When the KSE-100 was bleeding, down 4.6% within five minutes of the market’s opening, the share of oil and gas giant OGDCL hit Rs96.20, its lowest level in more than five years. It appreciated slightly to Rs96.55 when trade halted for 45 minutes to stop the panic.
After the trade halt was lifted, OGDCL’s stock rose 3.6% to Rs103.75 per share with three million shares changing hands. The oil and gas giant, one of the top 10 companies with 4.1% weight in the KSE-100, led the recovery. The stock market recovered almost entirely by 3pm.
But why invest in a sector that has negative outlook: oil prices have crashed amidst low demand in the aftermath of the coronavirus outbreak, which has dented revenues of airlines, one of the largest buyers of oil. The ongoing price war between major oil producing countries (Saudi Arabia and Russia) will only send prices down further and will eventually drag down profitability of oil stocks.

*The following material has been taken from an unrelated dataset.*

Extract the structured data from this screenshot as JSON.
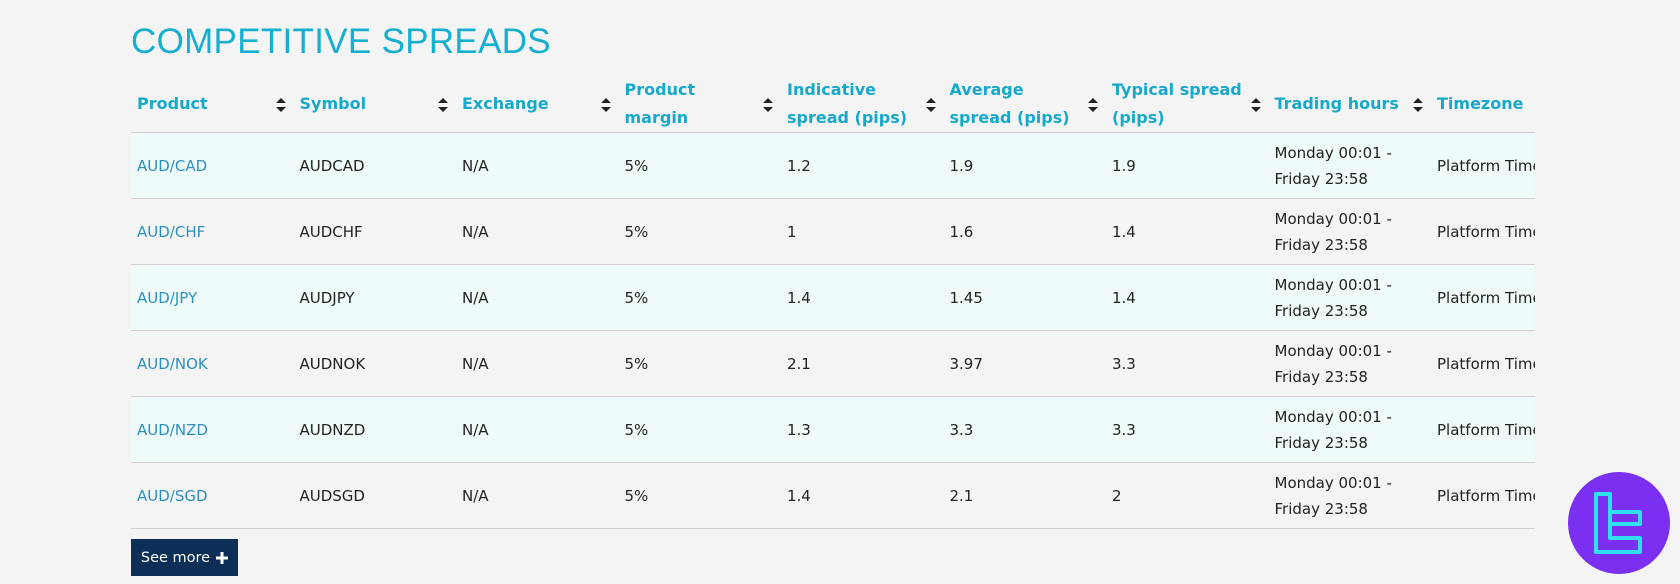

“Investors are finding deep value in OGDCL,” says Adnan Sami Sheikh, a market analyst. “It’s a rare opportunity,” he said, referring to OGDCL’s share price, which hit its lowest level in more than five years.
The stock is trading Rs7.5 higher than the day’s low, but that’s still a lot cheaper than the Rs154.2 it was at on January 2 and cheaper still than the Rs204.95 it was worth on March 13, 2015. Should one buy at this price or wait a little to see if it falls further? This is not an easy question to answer.
A particular stock can rise 7% before it hits the upper lock, which didn’t happen. If it ends the day at this price, it will simply mean investors aren’t willing to pay more. What is going through investors mind, we ask Sheikh who takes us back in 2016.
When oil prices crashed in 2016, the two-month average (Jan-Feb) was $30-35 per barrel. OGDCL’s stock also crashed but by that July, oil prices were back to $50 a barrel.
Are investors looking back at 2016 and hoping oil prices will rebound in a few months?
The 2016 crash was triggered by slowing demand in China, a major buyer of oil and rising production by US. This time, however, we have an ongoing price war and a fallout of coronavirus, which has slowed down growth, especially in China and can turn into a full blown financial crisis if not stopped.
Does that mean stocks can fall below 100 again? Sheikh says investors are betting on oil prices increasing soon but as this report was being filed, the stock showed volatility at the current price level, swinging up and down between Rs103 and Rs104.75. He, however, says from a long-term point of view, most stocks give profit.